Wednesday, October 29, 2008: 11:30 AM

Diane A. Bailey , Health and Environment Program, Natural Resources Defense Council, San Francisco, CA
Diesel pollution is well known to be hazardous to human health. Groups at particular risk include workers in diesel industries, including truck drivers.

Our investigation is one of the first to measure truck drivers' exposure levels to diesel soot, or black carbon, inside trucks serving our nation's ports. To do so, we monitored the air inside the cabs of trucks—ranging in age from 1981 to 2006 model years—for an entire work shift serving the Port of Oakland. All of the average black carbon levels measured within the truck cabs were at least 10 times higher than the background level of 0.3 ěg/m3 found in a residential area of Oakland; samples from inside the 1981 truck showed levels of black carbon roughly 25 times higher than the background. These levels are significantly higher than what was previously found along truck corridors near the Port of Oakland and at Port of Oakland terminals, suggesting that diesel exhaust may be accumulating inside the truck cabs.

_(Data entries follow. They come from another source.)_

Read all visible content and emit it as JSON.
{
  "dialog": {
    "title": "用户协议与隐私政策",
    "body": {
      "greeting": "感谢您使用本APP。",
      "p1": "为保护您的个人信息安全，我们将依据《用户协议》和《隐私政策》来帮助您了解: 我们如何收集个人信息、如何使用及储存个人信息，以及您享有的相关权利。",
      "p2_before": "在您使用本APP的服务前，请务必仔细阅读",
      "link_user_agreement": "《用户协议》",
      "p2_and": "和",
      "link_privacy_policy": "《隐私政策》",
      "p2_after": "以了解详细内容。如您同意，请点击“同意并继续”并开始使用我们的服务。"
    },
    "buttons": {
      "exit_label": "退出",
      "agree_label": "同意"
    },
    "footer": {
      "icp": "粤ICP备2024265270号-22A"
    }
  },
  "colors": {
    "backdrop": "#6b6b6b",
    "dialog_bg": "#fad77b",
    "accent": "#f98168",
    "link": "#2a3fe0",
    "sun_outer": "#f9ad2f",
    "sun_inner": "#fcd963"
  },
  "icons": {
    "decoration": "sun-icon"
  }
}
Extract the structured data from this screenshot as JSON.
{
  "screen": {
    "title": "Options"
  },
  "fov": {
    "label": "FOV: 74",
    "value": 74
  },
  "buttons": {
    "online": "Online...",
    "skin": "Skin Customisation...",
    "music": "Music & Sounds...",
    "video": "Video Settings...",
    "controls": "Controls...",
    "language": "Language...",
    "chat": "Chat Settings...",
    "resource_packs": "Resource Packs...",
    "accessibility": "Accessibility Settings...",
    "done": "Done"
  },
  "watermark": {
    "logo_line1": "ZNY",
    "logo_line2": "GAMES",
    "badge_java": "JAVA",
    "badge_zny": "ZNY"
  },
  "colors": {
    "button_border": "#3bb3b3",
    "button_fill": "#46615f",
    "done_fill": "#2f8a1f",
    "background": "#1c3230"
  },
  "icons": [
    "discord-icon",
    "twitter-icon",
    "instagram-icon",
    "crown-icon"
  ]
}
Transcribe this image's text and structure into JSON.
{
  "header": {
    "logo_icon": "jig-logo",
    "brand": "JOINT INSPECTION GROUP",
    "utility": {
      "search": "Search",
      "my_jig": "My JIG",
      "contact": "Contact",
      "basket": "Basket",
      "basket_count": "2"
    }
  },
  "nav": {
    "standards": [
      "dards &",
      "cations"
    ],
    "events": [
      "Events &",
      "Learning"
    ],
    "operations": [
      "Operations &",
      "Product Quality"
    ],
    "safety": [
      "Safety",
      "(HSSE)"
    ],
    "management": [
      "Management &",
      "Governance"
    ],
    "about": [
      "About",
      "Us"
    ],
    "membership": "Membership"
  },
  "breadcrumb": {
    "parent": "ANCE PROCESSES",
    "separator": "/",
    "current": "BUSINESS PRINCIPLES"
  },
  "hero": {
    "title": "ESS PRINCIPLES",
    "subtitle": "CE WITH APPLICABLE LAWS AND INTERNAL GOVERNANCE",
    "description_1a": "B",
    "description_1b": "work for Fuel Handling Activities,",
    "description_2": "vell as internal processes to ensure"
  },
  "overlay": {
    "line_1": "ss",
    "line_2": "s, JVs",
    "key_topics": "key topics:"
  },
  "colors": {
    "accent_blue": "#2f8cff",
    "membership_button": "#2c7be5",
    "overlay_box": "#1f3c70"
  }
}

The amount of black carbon we measured inside the truck cabs was high enough to increase health risks by up to 2,600 excess cancers per million drivers—double the level considered acceptable by the Occupational Safety and Health Administration (OSHA), and roughly 2,000 times greater than the level typically considered acceptable by state and federal environmental protection agencies.

Learning Objectives:
Learning Objectives: - Methods to measure and analyze truck driver exposure to harmful pollution. - Methods to convert black carbon measurements to diesel PM exposure and cancer risks - An overview of in-vehicle exposure studies - Policy solutions to address health impacts to truck drivers.

Keywords: Air Pollutants, Minority Health

Presenting author's disclosure statement:

Qualified on the content I am responsible for because: I have developed air monitoring expertise within the environmental advocacy field.
Any relevant financial relationships? No

I agree to comply with the American Public Health Association Conflict of Interest and Commercial Support Guidelines, and to disclose to the participants any off-label or experimental uses of a commercial product or service discussed in my presentation.